Last week, our school based literacy team was led on a Walk Through by Jessica Mazzone, our TC Staff Developer. Our team has representation from every grade level K-5, special education, library and of course literacy. Prior to heading out, Jessica set the tone, the vision, and the purpose for walking.
“Let’s notice and begin to rally around the work. Let’ spread the good”
“Let’s notice what is amazing? What feels great?”
“What’s the most prevalent need – what feels important?”
“We want to empower people that feel really good about something.”
That last comment stuck with me. As a classroom teacher, I always believed that every member of my class was an expert at something I was not. I believed that it was part of my job to recognize the expertise in the room and set up time and space for the expert to shine. These days, without a classroom to call me own, I see expertise in my colleagues. They are experts in areas that I am not. As a member of the school community, when an expert shines and is empowered, it call for celebration.
Today, I walked into a second grade classroom to pick up Matt and Winny.
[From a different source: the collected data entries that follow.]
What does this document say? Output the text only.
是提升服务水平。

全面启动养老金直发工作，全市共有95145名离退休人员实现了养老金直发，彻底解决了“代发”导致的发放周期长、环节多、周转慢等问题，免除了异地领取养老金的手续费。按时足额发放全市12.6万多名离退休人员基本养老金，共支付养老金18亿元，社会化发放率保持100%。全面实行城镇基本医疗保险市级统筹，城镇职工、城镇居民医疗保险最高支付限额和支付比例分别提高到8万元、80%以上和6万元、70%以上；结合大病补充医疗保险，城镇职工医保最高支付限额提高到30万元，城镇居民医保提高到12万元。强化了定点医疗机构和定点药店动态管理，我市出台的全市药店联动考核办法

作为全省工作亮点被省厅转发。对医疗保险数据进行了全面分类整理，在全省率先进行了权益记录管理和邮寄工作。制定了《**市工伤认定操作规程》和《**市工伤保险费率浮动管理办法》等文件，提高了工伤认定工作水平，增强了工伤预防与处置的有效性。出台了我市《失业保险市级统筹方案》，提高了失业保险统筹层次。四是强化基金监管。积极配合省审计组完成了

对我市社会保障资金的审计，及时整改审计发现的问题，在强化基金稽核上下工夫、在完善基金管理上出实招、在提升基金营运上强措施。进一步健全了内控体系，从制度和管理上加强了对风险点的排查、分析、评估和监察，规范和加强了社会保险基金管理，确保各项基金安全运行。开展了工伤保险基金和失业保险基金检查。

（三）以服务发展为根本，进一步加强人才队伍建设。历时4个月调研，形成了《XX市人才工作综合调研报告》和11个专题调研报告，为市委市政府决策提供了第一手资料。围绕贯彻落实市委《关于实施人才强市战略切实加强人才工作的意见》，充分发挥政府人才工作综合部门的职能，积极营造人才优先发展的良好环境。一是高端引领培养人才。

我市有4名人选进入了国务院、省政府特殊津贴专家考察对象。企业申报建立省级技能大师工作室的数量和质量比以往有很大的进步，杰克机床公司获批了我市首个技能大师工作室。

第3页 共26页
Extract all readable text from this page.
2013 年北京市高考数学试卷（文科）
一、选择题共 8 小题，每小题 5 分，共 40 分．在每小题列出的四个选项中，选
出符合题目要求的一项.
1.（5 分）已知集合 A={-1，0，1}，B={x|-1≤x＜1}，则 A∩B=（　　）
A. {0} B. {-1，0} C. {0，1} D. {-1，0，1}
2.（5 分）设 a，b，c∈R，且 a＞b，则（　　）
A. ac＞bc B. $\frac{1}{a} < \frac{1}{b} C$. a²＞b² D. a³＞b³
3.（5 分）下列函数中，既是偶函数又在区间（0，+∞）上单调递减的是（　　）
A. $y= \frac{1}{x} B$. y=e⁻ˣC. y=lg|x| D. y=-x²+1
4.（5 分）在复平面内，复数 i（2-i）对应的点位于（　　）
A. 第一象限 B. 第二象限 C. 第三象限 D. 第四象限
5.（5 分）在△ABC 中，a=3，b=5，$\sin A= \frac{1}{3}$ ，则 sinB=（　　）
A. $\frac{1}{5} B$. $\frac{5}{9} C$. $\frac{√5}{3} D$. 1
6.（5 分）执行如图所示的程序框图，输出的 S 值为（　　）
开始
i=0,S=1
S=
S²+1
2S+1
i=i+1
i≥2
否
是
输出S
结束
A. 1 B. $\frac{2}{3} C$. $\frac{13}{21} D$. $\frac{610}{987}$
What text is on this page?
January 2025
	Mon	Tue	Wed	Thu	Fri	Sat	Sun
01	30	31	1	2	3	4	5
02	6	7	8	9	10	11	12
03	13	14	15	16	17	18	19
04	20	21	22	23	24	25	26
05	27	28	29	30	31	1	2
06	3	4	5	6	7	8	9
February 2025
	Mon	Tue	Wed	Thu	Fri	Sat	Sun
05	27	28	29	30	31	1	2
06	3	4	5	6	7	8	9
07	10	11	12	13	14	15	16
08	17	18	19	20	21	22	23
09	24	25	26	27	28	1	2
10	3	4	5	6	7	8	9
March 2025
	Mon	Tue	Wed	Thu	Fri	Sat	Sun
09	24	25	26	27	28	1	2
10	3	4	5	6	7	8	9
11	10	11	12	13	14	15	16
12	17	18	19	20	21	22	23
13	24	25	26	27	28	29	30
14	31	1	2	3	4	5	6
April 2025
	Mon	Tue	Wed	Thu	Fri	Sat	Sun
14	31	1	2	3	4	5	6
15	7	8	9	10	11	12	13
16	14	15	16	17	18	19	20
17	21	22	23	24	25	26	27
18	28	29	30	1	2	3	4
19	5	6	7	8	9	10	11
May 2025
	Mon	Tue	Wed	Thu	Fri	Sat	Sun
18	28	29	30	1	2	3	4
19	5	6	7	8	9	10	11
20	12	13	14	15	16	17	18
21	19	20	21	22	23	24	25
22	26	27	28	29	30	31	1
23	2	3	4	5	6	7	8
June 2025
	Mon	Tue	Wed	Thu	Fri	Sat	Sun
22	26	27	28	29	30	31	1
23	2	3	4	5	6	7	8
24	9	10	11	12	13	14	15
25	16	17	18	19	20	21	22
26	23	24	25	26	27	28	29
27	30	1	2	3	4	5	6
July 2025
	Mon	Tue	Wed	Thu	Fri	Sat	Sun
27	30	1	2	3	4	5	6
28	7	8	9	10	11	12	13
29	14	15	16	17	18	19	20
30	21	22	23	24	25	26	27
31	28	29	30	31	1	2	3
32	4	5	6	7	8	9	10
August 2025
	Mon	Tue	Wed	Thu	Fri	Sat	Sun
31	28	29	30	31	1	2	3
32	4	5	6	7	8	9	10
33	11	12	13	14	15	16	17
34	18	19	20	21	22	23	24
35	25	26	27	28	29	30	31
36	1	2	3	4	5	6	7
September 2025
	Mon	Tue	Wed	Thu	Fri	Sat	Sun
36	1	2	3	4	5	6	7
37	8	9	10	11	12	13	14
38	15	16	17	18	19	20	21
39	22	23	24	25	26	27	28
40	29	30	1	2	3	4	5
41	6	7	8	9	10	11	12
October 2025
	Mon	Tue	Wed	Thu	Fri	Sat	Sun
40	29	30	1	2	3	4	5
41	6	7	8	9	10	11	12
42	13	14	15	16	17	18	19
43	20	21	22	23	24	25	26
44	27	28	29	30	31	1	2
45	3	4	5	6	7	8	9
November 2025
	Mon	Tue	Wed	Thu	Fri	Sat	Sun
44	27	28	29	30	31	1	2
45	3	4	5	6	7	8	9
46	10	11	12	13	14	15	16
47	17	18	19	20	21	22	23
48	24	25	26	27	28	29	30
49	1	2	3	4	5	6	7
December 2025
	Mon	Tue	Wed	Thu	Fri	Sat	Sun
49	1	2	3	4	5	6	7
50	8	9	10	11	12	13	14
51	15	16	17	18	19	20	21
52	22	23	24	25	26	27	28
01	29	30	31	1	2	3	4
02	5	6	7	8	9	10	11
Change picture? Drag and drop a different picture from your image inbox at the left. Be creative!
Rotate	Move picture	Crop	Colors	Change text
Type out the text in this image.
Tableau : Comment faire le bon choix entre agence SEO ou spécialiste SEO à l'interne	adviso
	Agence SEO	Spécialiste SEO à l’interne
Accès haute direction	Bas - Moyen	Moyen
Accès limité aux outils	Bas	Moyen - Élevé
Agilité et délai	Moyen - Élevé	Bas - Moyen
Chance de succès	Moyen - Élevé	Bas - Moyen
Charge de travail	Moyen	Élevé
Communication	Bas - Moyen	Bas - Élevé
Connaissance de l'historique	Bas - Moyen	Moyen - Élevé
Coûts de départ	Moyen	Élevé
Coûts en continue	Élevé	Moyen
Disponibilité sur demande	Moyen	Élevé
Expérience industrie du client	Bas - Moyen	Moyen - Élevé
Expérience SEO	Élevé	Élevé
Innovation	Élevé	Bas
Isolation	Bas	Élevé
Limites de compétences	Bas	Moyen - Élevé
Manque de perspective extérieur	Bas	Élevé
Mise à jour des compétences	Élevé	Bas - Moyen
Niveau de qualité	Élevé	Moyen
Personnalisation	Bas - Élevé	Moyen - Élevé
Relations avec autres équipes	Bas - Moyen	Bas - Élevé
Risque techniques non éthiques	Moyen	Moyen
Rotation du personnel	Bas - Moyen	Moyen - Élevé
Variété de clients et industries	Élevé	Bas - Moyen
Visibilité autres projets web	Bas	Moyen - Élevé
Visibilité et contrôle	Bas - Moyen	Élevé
I sensed right away that it was not a good time. The entire class was on the carpet surrounding a pile of garbage. The garbage was intentionally dumped onto a plastic blanket. Ashley, our Workshop/Math teacher, was sitting before the garbage, holding a pair of tongs.
“Recycle or garbage?” she asked the kids as she held a piece in her tongs. “Garbage.” kids would respond. I watched as this went on for about 10 minutes. She picked up plastic straws, tiny plastic toys/prizes, paper and more. With each item, there was a decision as to whether the item belonged in the garbage or the recycle bin. With each item, there was conversation. “Should we use plastic straws? How can we compost at home?” These second graders were involved in more than sorting garbage and recyclables. Ashley had set up a structure and time for them to think about what they could do about the plastic problems, about embracing a zero waste mindset!
Ashley was about to sort her last piece when I heard Hannah, who had been watching and listening intently, blurt out, “Oh wait! I’m going to camp! Maybe I can make a difference there.” Carolyn, the classroom teacher and I looked at each other and smiled. Ashley was making a difference and is helping kids see that they, too, can make a difference.
Ashley has been a passionate about reducing our waste at school. This year, she has created a Zero Waste Team and now, we have kids sorting their lunch garbage, she brings leftover, unopened food to a local shelter, and now she is working in classrooms to let kids discover what they can do. She is empowering them with ideas that can lead to action.
When teachers feel passionate and empowered about something, anything, it can contribute to the whole school community. Today was just one example of the impact an empowered teacher can have. Let’s empower each other and celebrate our expertise.